SAFE PRACTICE RECOMMENDATION: Although CPOE is on
the horizon (see article on page 2),
for now, handwritten orders are still the norm. Many drug
name recognition errors can be reduced with block printing
using upper case characters. Prescribers may save time by
using cursive writing, but this must be balanced against the
risk of error and the tremendous waste of precious staff time
when poorly handwritten orders must be interpreted. In the
absence of computer orders, outpatient prescription forms
should be formatted so that prescribers must print the name
and strength in designated blocks for each letter.2
The rules outlining each block should be preprinted in a 30%
shade so that they appear a light but visible gray. The lightly
outlined rules would help prevent confusion between a T, 7,
and I, or an E, F, and L. For inpatient order forms, rules
also can be shaded similarly, making them visible to prescribers,
yet light enough to prevent interference with characters when
reading or faxing. Back copies of order forms (NCR forms)
should never have lines.
Symbolic differentiation is another way to distinctively
convey a symbol's meaning.1 Throughout Europe, it's common
to see a zero written with a slash through it to differentiate
it from the letter "O." The number 7 can be written with a
bar through it to prevent confusion with the number 1. The
letter "Z" with a bar through it also can prevent confusion
with the number 2. Stricter adherence to these principles
would help reduce character misidentification.
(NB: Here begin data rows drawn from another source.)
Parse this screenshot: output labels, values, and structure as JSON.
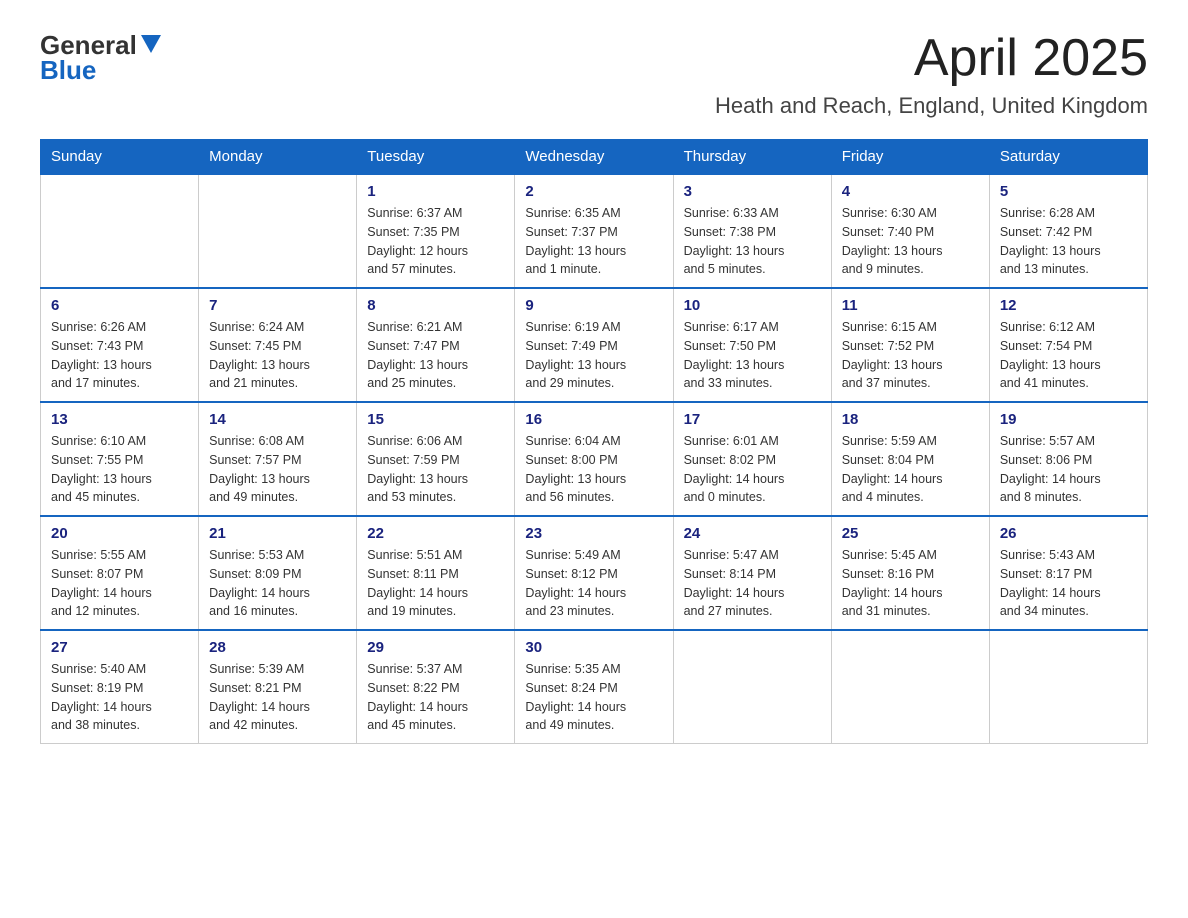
{
  "logo": {
    "general": "General",
    "blue": "Blue"
  },
  "title": "April 2025",
  "subtitle": "Heath and Reach, England, United Kingdom",
  "weekdays": [
    "Sunday",
    "Monday",
    "Tuesday",
    "Wednesday",
    "Thursday",
    "Friday",
    "Saturday"
  ],
  "weeks": [
    [
      {
        "day": "",
        "info": ""
      },
      {
        "day": "",
        "info": ""
      },
      {
        "day": "1",
        "info": "Sunrise: 6:37 AM\nSunset: 7:35 PM\nDaylight: 12 hours\nand 57 minutes."
      },
      {
        "day": "2",
        "info": "Sunrise: 6:35 AM\nSunset: 7:37 PM\nDaylight: 13 hours\nand 1 minute."
      },
      {
        "day": "3",
        "info": "Sunrise: 6:33 AM\nSunset: 7:38 PM\nDaylight: 13 hours\nand 5 minutes."
      },
      {
        "day": "4",
        "info": "Sunrise: 6:30 AM\nSunset: 7:40 PM\nDaylight: 13 hours\nand 9 minutes."
      },
      {
        "day": "5",
        "info": "Sunrise: 6:28 AM\nSunset: 7:42 PM\nDaylight: 13 hours\nand 13 minutes."
      }
    ],
    [
      {
        "day": "6",
        "info": "Sunrise: 6:26 AM\nSunset: 7:43 PM\nDaylight: 13 hours\nand 17 minutes."
      },
      {
        "day": "7",
        "info": "Sunrise: 6:24 AM\nSunset: 7:45 PM\nDaylight: 13 hours\nand 21 minutes."
      },
      {
        "day": "8",
        "info": "Sunrise: 6:21 AM\nSunset: 7:47 PM\nDaylight: 13 hours\nand 25 minutes."
      },
      {
        "day": "9",
        "info": "Sunrise: 6:19 AM\nSunset: 7:49 PM\nDaylight: 13 hours\nand 29 minutes."
      },
      {
        "day": "10",
        "info": "Sunrise: 6:17 AM\nSunset: 7:50 PM\nDaylight: 13 hours\nand 33 minutes."
      },
      {
        "day": "11",
        "info": "Sunrise: 6:15 AM\nSunset: 7:52 PM\nDaylight: 13 hours\nand 37 minutes."
      },
      {
        "day": "12",
        "info": "Sunrise: 6:12 AM\nSunset: 7:54 PM\nDaylight: 13 hours\nand 41 minutes."
      }
    ],
    [
      {
        "day": "13",
        "info": "Sunrise: 6:10 AM\nSunset: 7:55 PM\nDaylight: 13 hours\nand 45 minutes."
      },
      {
        "day": "14",
        "info": "Sunrise: 6:08 AM\nSunset: 7:57 PM\nDaylight: 13 hours\nand 49 minutes."
      },
      {
        "day": "15",
        "info": "Sunrise: 6:06 AM\nSunset: 7:59 PM\nDaylight: 13 hours\nand 53 minutes."
      },
      {
        "day": "16",
        "info": "Sunrise: 6:04 AM\nSunset: 8:00 PM\nDaylight: 13 hours\nand 56 minutes."
      },
      {
        "day": "17",
        "info": "Sunrise: 6:01 AM\nSunset: 8:02 PM\nDaylight: 14 hours\nand 0 minutes."
      },
      {
        "day": "18",
        "info": "Sunrise: 5:59 AM\nSunset: 8:04 PM\nDaylight: 14 hours\nand 4 minutes."
      },
      {
        "day": "19",
        "info": "Sunrise: 5:57 AM\nSunset: 8:06 PM\nDaylight: 14 hours\nand 8 minutes."
      }
    ],
    [
      {
        "day": "20",
        "info": "Sunrise: 5:55 AM\nSunset: 8:07 PM\nDaylight: 14 hours\nand 12 minutes."
      },
      {
        "day": "21",
        "info": "Sunrise: 5:53 AM\nSunset: 8:09 PM\nDaylight: 14 hours\nand 16 minutes."
      },
      {
        "day": "22",
        "info": "Sunrise: 5:51 AM\nSunset: 8:11 PM\nDaylight: 14 hours\nand 19 minutes."
      },
      {
        "day": "23",
        "info": "Sunrise: 5:49 AM\nSunset: 8:12 PM\nDaylight: 14 hours\nand 23 minutes."
      },
      {
        "day": "24",
        "info": "Sunrise: 5:47 AM\nSunset: 8:14 PM\nDaylight: 14 hours\nand 27 minutes."
      },
      {
        "day": "25",
        "info": "Sunrise: 5:45 AM\nSunset: 8:16 PM\nDaylight: 14 hours\nand 31 minutes."
      },
      {
        "day": "26",
        "info": "Sunrise: 5:43 AM\nSunset: 8:17 PM\nDaylight: 14 hours\nand 34 minutes."
      }
    ],
    [
      {
        "day": "27",
        "info": "Sunrise: 5:40 AM\nSunset: 8:19 PM\nDaylight: 14 hours\nand 38 minutes."
      },
      {
        "day": "28",
        "info": "Sunrise: 5:39 AM\nSunset: 8:21 PM\nDaylight: 14 hours\nand 42 minutes."
      },
      {
        "day": "29",
        "info": "Sunrise: 5:37 AM\nSunset: 8:22 PM\nDaylight: 14 hours\nand 45 minutes."
      },
      {
        "day": "30",
        "info": "Sunrise: 5:35 AM\nSunset: 8:24 PM\nDaylight: 14 hours\nand 49 minutes."
      },
      {
        "day": "",
        "info": ""
      },
      {
        "day": "",
        "info": ""
      },
      {
        "day": "",
        "info": ""
      }
    ]
  ]
}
The potential for name-related errors is greatly reduced
when pharmaceutical manufacturers incorporate practitioner
testing of names before trademarks are submitted to FDA. The
Institute of Medicine recently listed pre-market testing of
pharmaceutical trademarks as one of their official recommendations.
References: 1) Nierenberg GI. Do it right
the first time. New York: John Wiley and Sons 1996; 2) Davis
NM. Drug names that look and sound alike. Hosp Pharm 1999;34:1160-78.